Una decisión meditada y llevada a cabo en la más absoluta soledad. No hay padre ni hermanos en este proceso
Varias veces, estos días, he repasado las fotografías de la intérprete. Son las imágenes de una mujer feliz, sonriente, entregada, ilusionada con la nueva vida que sostiene entre sus brazos. Me he preguntado, incluso, si no fue su propio hijo quien le hizo el encargo antes de morir. Sólo ellos conocen -o puede que en breve lo hagamos todos, previo pago- el secreto que esconde una exclusiva que ha impactado al país y que a ella le ha vuelto a colocar en la tierra. Una decisión meditada y llevada a cabo en la más absoluta soledad. No hay padre ni hermanos en este proceso. Supongo que Ana Obregón tendrá el futuro de su pequeña bien atado, que el retoño no extrañará nada en lo económico, aunque le pueda faltar, más pronto que tarde, lo más importante: su madre.
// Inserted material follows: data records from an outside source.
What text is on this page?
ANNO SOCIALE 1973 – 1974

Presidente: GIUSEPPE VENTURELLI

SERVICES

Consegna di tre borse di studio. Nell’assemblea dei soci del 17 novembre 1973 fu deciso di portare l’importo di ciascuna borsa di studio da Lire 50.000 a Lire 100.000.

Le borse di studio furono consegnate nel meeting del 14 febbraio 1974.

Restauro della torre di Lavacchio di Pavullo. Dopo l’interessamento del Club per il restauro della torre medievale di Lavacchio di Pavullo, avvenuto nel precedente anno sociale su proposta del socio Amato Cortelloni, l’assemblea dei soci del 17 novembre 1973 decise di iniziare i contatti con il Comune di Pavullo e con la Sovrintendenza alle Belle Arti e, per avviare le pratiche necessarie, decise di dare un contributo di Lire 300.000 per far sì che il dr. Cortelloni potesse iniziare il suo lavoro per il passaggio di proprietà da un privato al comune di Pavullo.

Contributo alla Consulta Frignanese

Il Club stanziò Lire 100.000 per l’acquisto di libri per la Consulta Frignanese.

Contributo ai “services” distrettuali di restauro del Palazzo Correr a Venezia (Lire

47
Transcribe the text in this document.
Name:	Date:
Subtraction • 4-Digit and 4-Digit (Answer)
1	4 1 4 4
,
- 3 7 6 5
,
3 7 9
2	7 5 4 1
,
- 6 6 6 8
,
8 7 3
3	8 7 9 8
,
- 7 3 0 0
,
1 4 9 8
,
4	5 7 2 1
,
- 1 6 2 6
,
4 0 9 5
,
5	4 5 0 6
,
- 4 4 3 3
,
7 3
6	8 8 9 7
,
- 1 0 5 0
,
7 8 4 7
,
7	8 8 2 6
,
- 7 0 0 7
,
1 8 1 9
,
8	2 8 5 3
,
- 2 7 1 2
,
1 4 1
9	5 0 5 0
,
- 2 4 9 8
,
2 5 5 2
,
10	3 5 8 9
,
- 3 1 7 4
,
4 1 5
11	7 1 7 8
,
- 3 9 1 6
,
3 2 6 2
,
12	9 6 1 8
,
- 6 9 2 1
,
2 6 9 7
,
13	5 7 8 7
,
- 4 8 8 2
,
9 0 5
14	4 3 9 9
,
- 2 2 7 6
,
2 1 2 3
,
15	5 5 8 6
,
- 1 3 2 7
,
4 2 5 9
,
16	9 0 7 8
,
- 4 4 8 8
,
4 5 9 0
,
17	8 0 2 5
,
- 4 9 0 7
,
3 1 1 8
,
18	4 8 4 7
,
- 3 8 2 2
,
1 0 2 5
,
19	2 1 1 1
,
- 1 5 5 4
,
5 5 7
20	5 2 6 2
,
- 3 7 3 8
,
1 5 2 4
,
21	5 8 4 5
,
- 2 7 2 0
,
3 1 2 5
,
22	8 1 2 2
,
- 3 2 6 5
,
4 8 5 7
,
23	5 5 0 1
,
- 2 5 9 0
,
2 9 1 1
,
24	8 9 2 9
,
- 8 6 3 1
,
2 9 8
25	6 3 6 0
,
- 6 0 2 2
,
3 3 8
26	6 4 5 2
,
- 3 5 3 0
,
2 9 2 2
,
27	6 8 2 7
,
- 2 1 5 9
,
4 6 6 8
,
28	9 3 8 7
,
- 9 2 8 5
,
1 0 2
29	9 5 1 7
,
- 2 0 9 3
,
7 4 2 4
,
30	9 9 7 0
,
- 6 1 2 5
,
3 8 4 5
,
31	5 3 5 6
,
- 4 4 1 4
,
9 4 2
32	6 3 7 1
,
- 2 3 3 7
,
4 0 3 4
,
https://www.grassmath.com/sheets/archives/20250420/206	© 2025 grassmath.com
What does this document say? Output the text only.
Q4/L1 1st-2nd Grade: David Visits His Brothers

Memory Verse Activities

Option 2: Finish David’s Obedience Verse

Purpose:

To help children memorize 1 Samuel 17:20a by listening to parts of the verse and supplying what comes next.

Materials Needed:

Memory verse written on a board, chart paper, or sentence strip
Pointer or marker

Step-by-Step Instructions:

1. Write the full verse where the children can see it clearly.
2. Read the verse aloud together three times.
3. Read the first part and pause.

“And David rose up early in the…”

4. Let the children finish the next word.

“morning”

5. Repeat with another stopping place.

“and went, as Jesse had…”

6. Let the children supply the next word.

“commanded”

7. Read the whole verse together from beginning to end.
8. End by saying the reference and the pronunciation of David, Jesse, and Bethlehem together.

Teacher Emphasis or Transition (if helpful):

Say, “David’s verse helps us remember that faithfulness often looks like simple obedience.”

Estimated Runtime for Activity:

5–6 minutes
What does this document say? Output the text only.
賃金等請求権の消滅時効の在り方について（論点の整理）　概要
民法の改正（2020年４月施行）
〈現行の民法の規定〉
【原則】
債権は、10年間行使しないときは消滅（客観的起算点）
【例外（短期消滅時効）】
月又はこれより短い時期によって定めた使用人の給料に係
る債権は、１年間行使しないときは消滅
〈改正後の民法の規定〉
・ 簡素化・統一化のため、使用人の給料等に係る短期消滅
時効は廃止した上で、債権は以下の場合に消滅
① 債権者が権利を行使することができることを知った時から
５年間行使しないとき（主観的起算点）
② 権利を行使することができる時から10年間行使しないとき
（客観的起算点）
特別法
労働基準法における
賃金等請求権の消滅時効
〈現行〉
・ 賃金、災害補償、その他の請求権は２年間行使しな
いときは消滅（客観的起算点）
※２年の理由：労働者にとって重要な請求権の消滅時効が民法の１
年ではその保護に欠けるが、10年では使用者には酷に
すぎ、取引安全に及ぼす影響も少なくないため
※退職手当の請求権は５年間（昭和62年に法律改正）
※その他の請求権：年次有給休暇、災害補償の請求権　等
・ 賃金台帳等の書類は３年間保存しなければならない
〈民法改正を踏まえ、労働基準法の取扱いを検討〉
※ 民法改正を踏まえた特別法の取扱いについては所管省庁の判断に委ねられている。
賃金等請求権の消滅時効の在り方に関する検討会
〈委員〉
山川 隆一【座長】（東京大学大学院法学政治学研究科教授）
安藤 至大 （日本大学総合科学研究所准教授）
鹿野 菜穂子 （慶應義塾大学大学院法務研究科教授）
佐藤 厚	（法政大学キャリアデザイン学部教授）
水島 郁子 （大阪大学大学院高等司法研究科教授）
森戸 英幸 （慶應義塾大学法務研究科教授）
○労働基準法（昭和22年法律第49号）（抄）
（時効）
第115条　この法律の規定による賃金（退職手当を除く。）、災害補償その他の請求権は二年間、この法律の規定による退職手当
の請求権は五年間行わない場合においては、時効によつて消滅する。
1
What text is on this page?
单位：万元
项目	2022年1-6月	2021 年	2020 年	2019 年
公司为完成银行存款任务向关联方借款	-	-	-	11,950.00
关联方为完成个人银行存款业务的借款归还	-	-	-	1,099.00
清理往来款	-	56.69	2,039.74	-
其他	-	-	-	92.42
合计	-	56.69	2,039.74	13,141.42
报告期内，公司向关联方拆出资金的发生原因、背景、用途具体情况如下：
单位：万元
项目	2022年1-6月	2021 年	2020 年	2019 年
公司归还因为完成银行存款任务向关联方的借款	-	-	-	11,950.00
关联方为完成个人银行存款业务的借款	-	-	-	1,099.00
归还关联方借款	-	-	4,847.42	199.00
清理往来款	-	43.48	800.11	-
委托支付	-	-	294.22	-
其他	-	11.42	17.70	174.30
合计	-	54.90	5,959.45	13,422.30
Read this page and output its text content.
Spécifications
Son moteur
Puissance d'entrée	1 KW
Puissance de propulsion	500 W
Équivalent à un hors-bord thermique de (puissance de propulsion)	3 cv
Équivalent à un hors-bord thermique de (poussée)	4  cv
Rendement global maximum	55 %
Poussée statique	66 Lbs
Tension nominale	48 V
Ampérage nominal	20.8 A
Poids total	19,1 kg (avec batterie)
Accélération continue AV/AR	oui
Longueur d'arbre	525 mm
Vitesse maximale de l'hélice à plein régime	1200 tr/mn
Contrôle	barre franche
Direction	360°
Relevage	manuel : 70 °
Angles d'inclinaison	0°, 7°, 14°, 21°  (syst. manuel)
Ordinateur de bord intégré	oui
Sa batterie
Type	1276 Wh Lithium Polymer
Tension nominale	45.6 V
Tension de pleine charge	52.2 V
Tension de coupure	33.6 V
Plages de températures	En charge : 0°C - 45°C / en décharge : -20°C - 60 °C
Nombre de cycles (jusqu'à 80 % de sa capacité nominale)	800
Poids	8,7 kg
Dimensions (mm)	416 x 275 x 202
Paseo por la playa y observo a una joven a quien intuyo en la treintena por su aspecto, balanceándose de un lado a otro sobre una toalla, mientras un bebé se aferra a su pecho derecho. Alrededor, unos cuantos adolescentes se despojan de las ropas, eufóricos, y se lanzan al mar mostrando sus cuerpos en plena efervescencia, como si el verano que no ha llegado todavía, se les escapara de entre los dedos. Hay un tiempo para todo, pienso. Y hay que saber mirar el reloj y comprender que ya no es la hora cuando se han parado sus cuerdas.